Asked about some of those points on the tour, Regan spoke in broad terms.
He asserted he could increase enforcement here should the Texas Commission on Environmental Quality fail to be “as aggressive as we would like.” He pledged to tighten national air quality standards for soot, or PM2.5. He promised to “revisit” loopholes that give industry a break. He said he would work with lawmakers on legislation to consider when “cumulative exposures” burden one place.
He also said he would consult with the Department of Housing and Urban Development about the fact that houses in the floodplain are ineligible for federal grants to replace lead pipes. And he vowed to “rebuild trust” and be “more transparent.”
‘Plume Street’
For Glenn and her neighbors, the cancer diagnoses and deaths are connected to an abandoned rail yard used to produce creosote, which EPA has determined is a probable human carcinogen and the Centers for Disease Control and Prevention says can be dangerous over the long run if it seeps into the groundwater.
“In the summertime, you can sit in this yard and watch the vapors come up,” said resident Sandra Edwards in her front yard where she hosted Regan. “It’s not Lavender Street anymore. We all know, this is Plume Street.”
One round of testing showed the creosote levels were low but that they exist and could be higher during a different time of the year, explained Lone Star Legal Aid attorney Rodrigo Cantú, who represents the group IMPACT, which is suing the company Union Pacific Railroad Co., which owns the plant. According to the Agency for Toxic Substances and Disease Registry, creosote is the most common product used to preserve wood in the United States and is also used as a pesticide.
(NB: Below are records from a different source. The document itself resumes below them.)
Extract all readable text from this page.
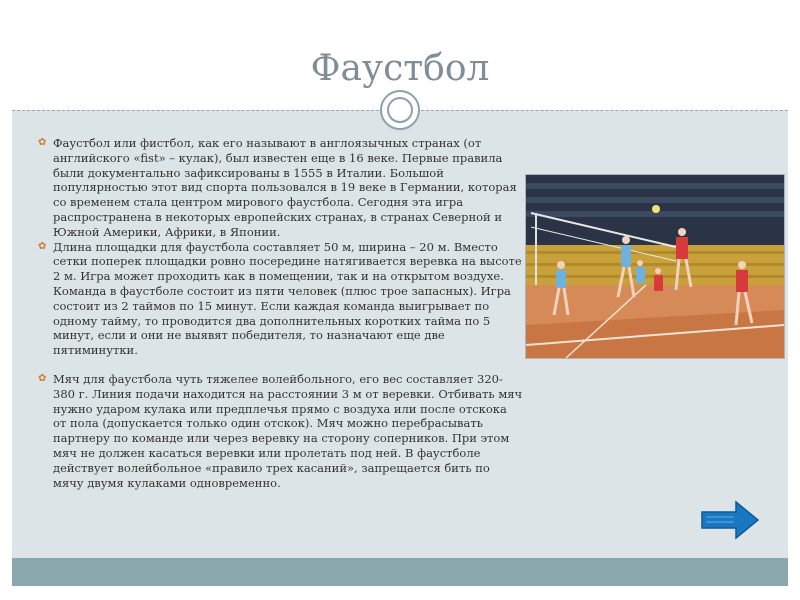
Фаустбол

✿ Фаустбол или фистбол, как его называют в англоязычных странах (от английского «fist» – кулак), был известен еще в 16 веке. Первые правила были документально зафиксированы в 1555 в Италии. Большой популярностью этот вид спорта пользовался в 19 веке в Германии, которая со временем стала центром мирового фаустбола. Сегодня эта игра распространена в некоторых европейских странах, в странах Северной и Южной Америки, Африки, в Японии.

✿ Длина площадки для фаустбола составляет 50 м, ширина – 20 м. Вместо сетки поперек площадки ровно посередине натягивается веревка на высоте 2 м. Игра может проходить как в помещении, так и на открытом воздухе. Команда в фаустболе состоит из пяти человек (плюс трое запасных). Игра состоит из 2 таймов по 15 минут. Если каждая команда выигрывает по одному тайму, то проводится два дополнительных коротких тайма по 5 минут, если и они не выявят победителя, то назначают еще две пятиминутки.

✿ Мяч для фаустбола чуть тяжелее волейбольного, его вес составляет 320-380 г. Линия подачи находится на расстоянии 3 м от веревки. Отбивать мяч нужно ударом кулака или предплечья прямо с воздуха или после отскока от пола (допускается только один отскок). Мяч можно перебрасывать партнеру по команде или через веревку на сторону соперников. При этом мяч не должен касаться веревки или пролетать под ней. В фаустболе действует волейбольное «правило трех касаний», запрещается бить по мячу двумя кулаками одновременно.
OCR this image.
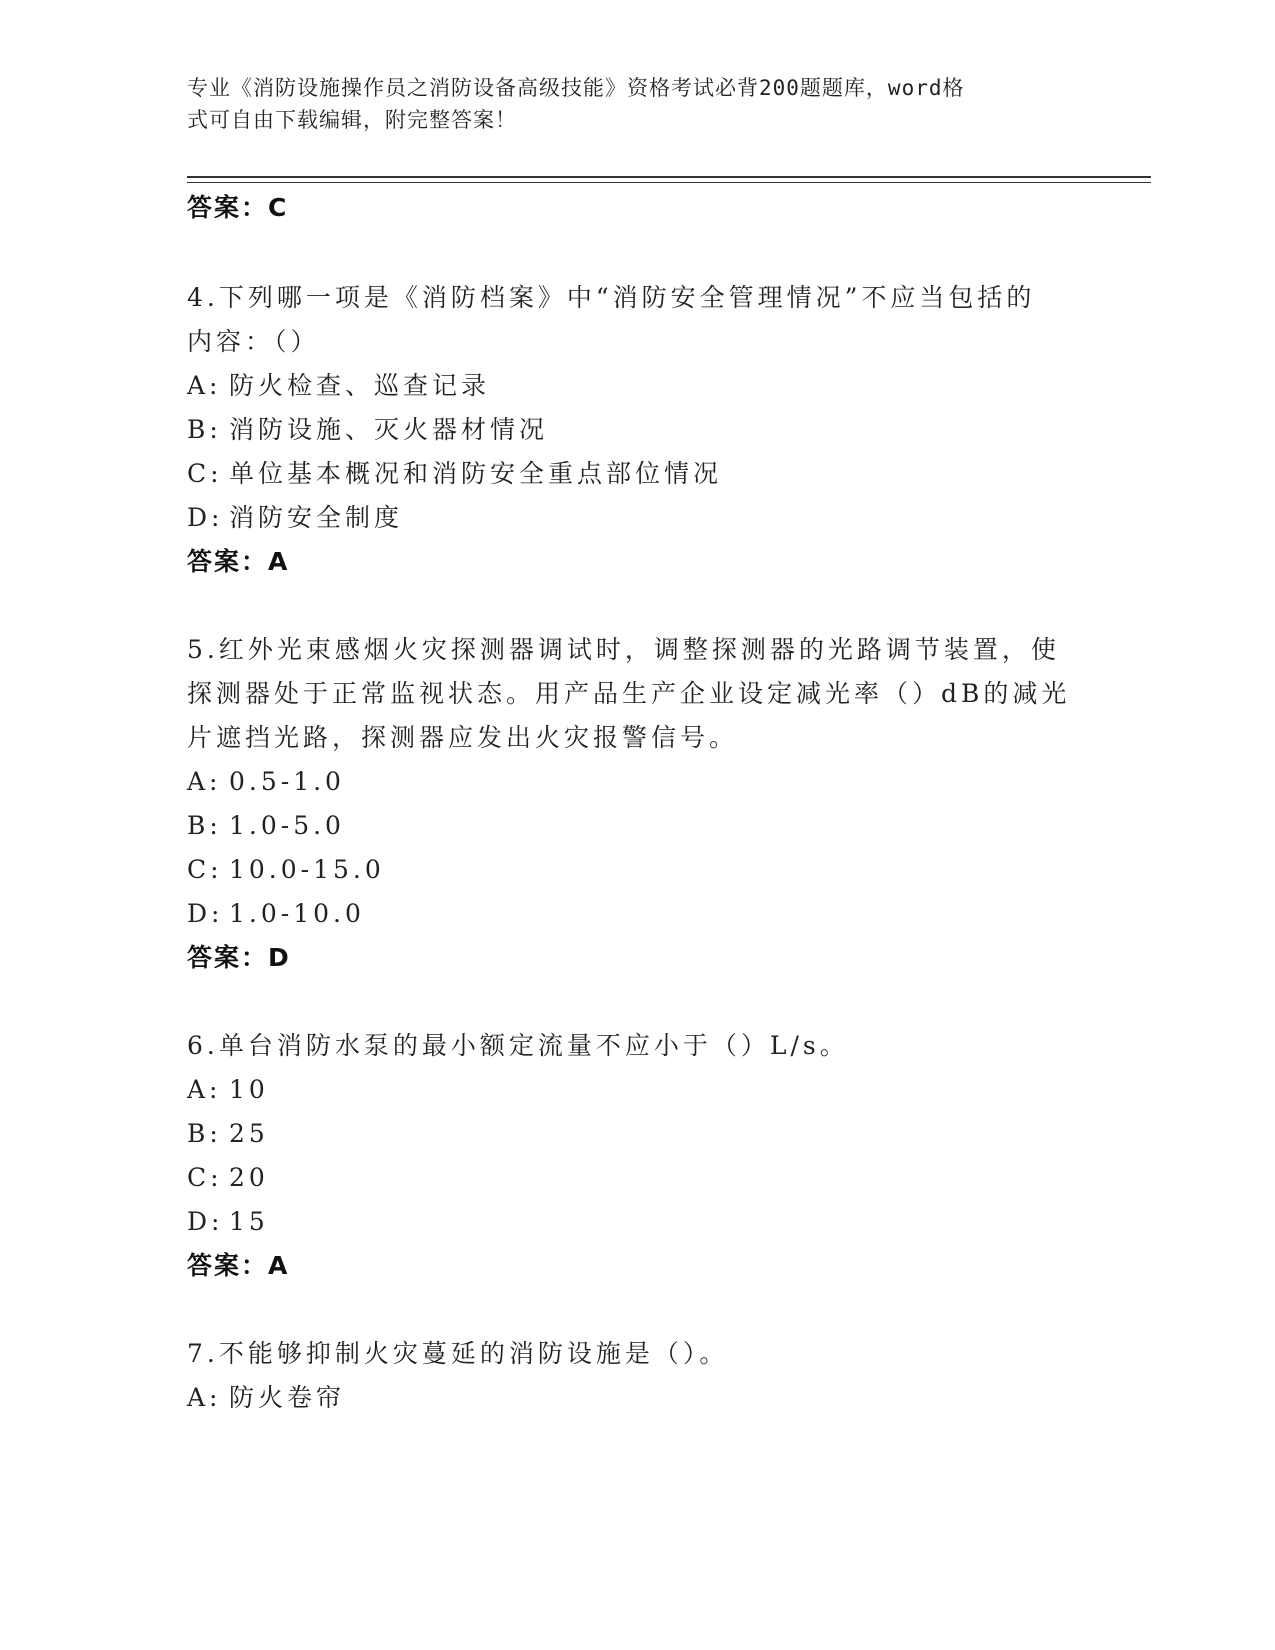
专业《消防设施操作员之消防设备高级技能》资格考试必背200题题库，word格
式可自由下载编辑，附完整答案！
答案：C
4.下列哪一项是《消防档案》中“消防安全管理情况”不应当包括的
内容：（）
A: 防火检查、巡查记录
B: 消防设施、灭火器材情况
C: 单位基本概况和消防安全重点部位情况
D: 消防安全制度
答案：A
5.红外光束感烟火灾探测器调试时，调整探测器的光路调节装置，使
探测器处于正常监视状态。用产品生产企业设定减光率（）dB的减光
片遮挡光路，探测器应发出火灾报警信号。
A: 0.5-1.0
B: 1.0-5.0
C: 10.0-15.0
D: 1.0-10.0
答案：D
6.单台消防水泵的最小额定流量不应小于（）L/s。
A: 10
B: 25
C: 20
D: 15
答案：A
7.不能够抑制火灾蔓延的消防设施是（）。
A: 防火卷帘
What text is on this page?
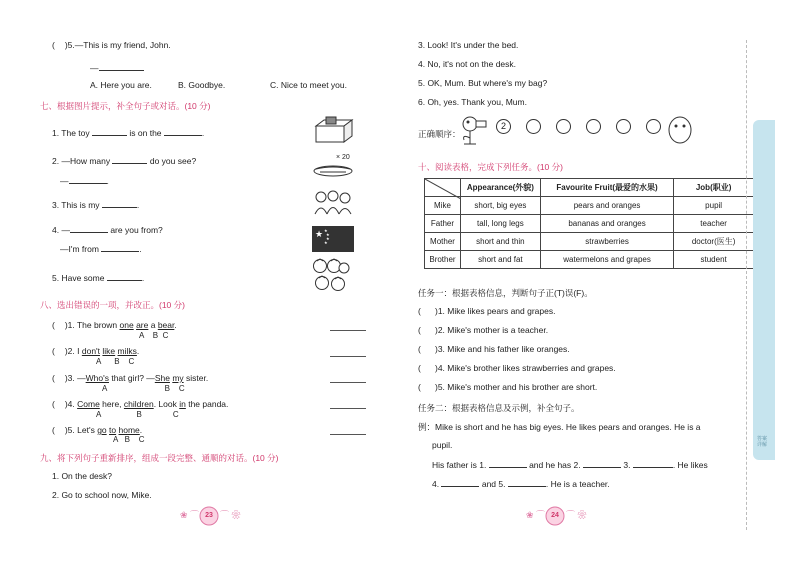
( )5.—This is my friend, John.
—
A. Here you are.	B. Goodbye.	C. Nice to meet you.
七、根据图片提示，补全句子或对话。(10 分)
1. The toy	is on the	.
2. —How many	do you see?
—	.
3. This is my	.
4. —	are you from?
—I'm from	.
5. Have some	.
× 20
★ ★
★
★
★
八、选出错误的一项，并改正。(10 分)
( )1. The brown one are a bear.
A    B  C
( )2. I don't like milks.
A      B    C
( )3. —Who's that girl? —She my sister.
A                          B    C
( )4. Come here, children. Look in the panda.
A                B              C
( )5. Let's go to home.
A   B    C
九、将下列句子重新排序，组成一段完整、通顺的对话。(10 分)
1. On the desk?
2. Go to school now, Mike.
❀ ⌒ 23 ⌒ ❀
3. Look! It's under the bed.
4. No, it's not on the desk.
5. OK, Mum. But where's my bag?
6. Oh, yes. Thank you, Mum.
正确顺序：
2
十、阅读表格，完成下列任务。(10 分)
	Appearance(外貌)	Favourite Fruit(最爱的水果)	Job(职业)
Mike	short, big eyes	pears and oranges	pupil
Father	tall, long legs	bananas and oranges	teacher
Mother	short and thin	strawberries	doctor(医生)
Brother	short and fat	watermelons and grapes	student
任务一：根据表格信息，判断句子正(T)误(F)。
(      )1. Mike likes pears and grapes.
(      )2. Mike's mother is a teacher.
(      )3. Mike and his father like oranges.
(      )4. Mike's brother likes strawberries and grapes.
(      )5. Mike's mother and his brother are short.
任务二：根据表格信息及示例，补全句子。
例：Mike is short and he has big eyes. He likes pears and oranges. He is a
pupil.
His father is 1.	and he has 2.	3.	. He likes
4.	and 5.	. He is a teacher.
❀ ⌒ 24 ⌒ ❀
答案详解
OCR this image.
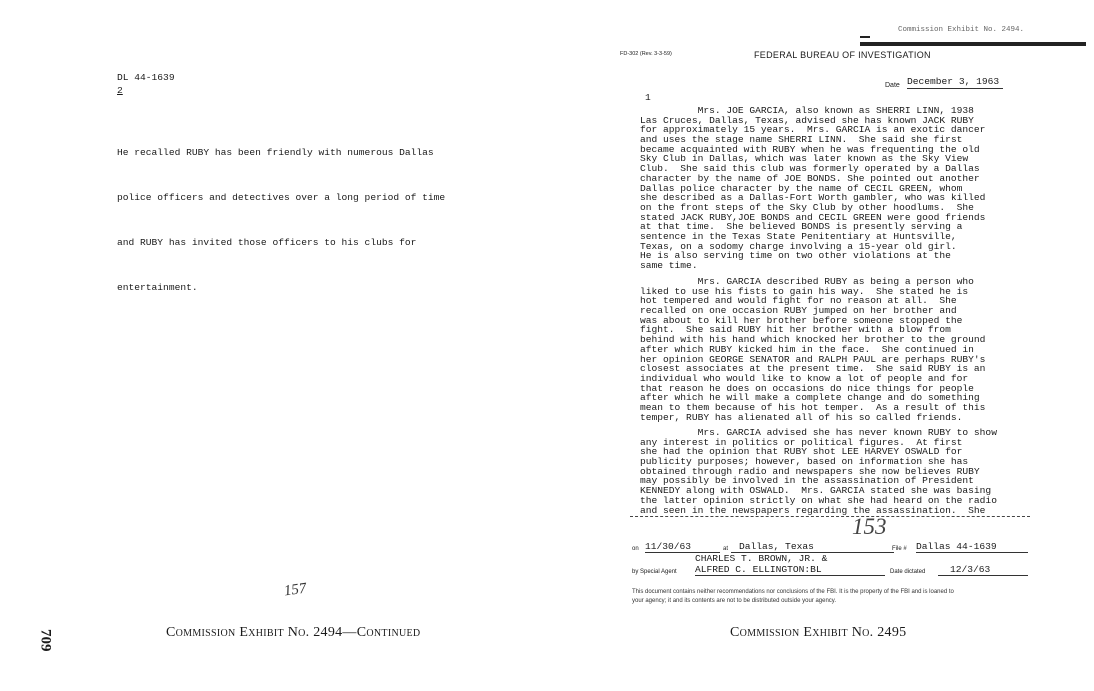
DL 44-1639
2

He recalled RUBY has been friendly with numerous Dallas

police officers and detectives over a long period of time

and RUBY has invited those officers to his clubs for

entertainment.

157
Commission Exhibit No. 2494—Continued
709
Commission Exhibit No. 2494.
FD-302 (Rev. 3-3-59)	FEDERAL BUREAU OF INVESTIGATION
Date December 3, 1963
1
Mrs. JOE GARCIA, also known as SHERRI LINN, 1938
Las Cruces, Dallas, Texas, advised she has known JACK RUBY
for approximately 15 years.  Mrs. GARCIA is an exotic dancer
and uses the stage name SHERRI LINN.  She said she first
became acquainted with RUBY when he was frequenting the old
Sky Club in Dallas, which was later known as the Sky View
Club.  She said this club was formerly operated by a Dallas
character by the name of JOE BONDS. She pointed out another
Dallas police character by the name of CECIL GREEN, whom
she described as a Dallas-Fort Worth gambler, who was killed
on the front steps of the Sky Club by other hoodlums.  She
stated JACK RUBY,JOE BONDS and CECIL GREEN were good friends
at that time.  She believed BONDS is presently serving a
sentence in the Texas State Penitentiary at Huntsville,
Texas, on a sodomy charge involving a 15-year old girl.
He is also serving time on two other violations at the
same time.
Mrs. GARCIA described RUBY as being a person who
liked to use his fists to gain his way.  She stated he is
hot tempered and would fight for no reason at all.  She
recalled on one occasion RUBY jumped on her brother and
was about to kill her brother before someone stopped the
fight.  She said RUBY hit her brother with a blow from
behind with his hand which knocked her brother to the ground
after which RUBY kicked him in the face.  She continued in
her opinion GEORGE SENATOR and RALPH PAUL are perhaps RUBY's
closest associates at the present time.  She said RUBY is an
individual who would like to know a lot of people and for
that reason he does on occasions do nice things for people
after which he will make a complete change and do something
mean to them because of his hot temper.  As a result of this
temper, RUBY has alienated all of his so called friends.
Mrs. GARCIA advised she has never known RUBY to show
any interest in politics or political figures.  At first
she had the opinion that RUBY shot LEE HARVEY OSWALD for
publicity purposes; however, based on information she has
obtained through radio and newspapers she now believes RUBY
may possibly be involved in the assassination of President
KENNEDY along with OSWALD.  Mrs. GARCIA stated she was basing
the latter opinion strictly on what she had heard on the radio
and seen in the newspapers regarding the assassination.  She
153
on 11/30/63	at	Dallas, Texas	File # Dallas 44-1639
CHARLES T. BROWN, JR. &
by Special Agent ALFRED C. ELLINGTON:BL	Date dictated	12/3/63
This document contains neither recommendations nor conclusions of the FBI. It is the property of the FBI and is loaned to
your agency; it and its contents are not to be distributed outside your agency.
Commission Exhibit No. 2495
A company spokesperson said via email that Union Pacific is “pleased” Regan visited the community and is currently renewing its permit to continue “ongoing, decades-long cleanup, testing, monitoring and remediation activities at the site.”
So far, Regan compelled the company to turn over 62,000 pages of documents of data about chemicals rotting at the old railway. He said EPA staff is combing through the information and has begun to make it public.
Regan said, “I think we can solve the problem.”
Even so, more industry is on the way: The ship channel is expanding for the 11th time. Plans to expand Interstate 45, which would cut into Bruce Elementary School, have created intense community backlash and litigation.
And the changing climate means more floods and bitterer winters.
On Friday afternoon, after the white tablecloths were taken off, the Rev. James Caldwell, who leads the Coalition of Community Organizations, promised to continue to prod EPA. He likened his persistence to a kid’s whose mom told him he can have candy tomorrow.
“When tomorrow comes around,” he said, “you better believe the kid doesn’t forget to ask for the candy.”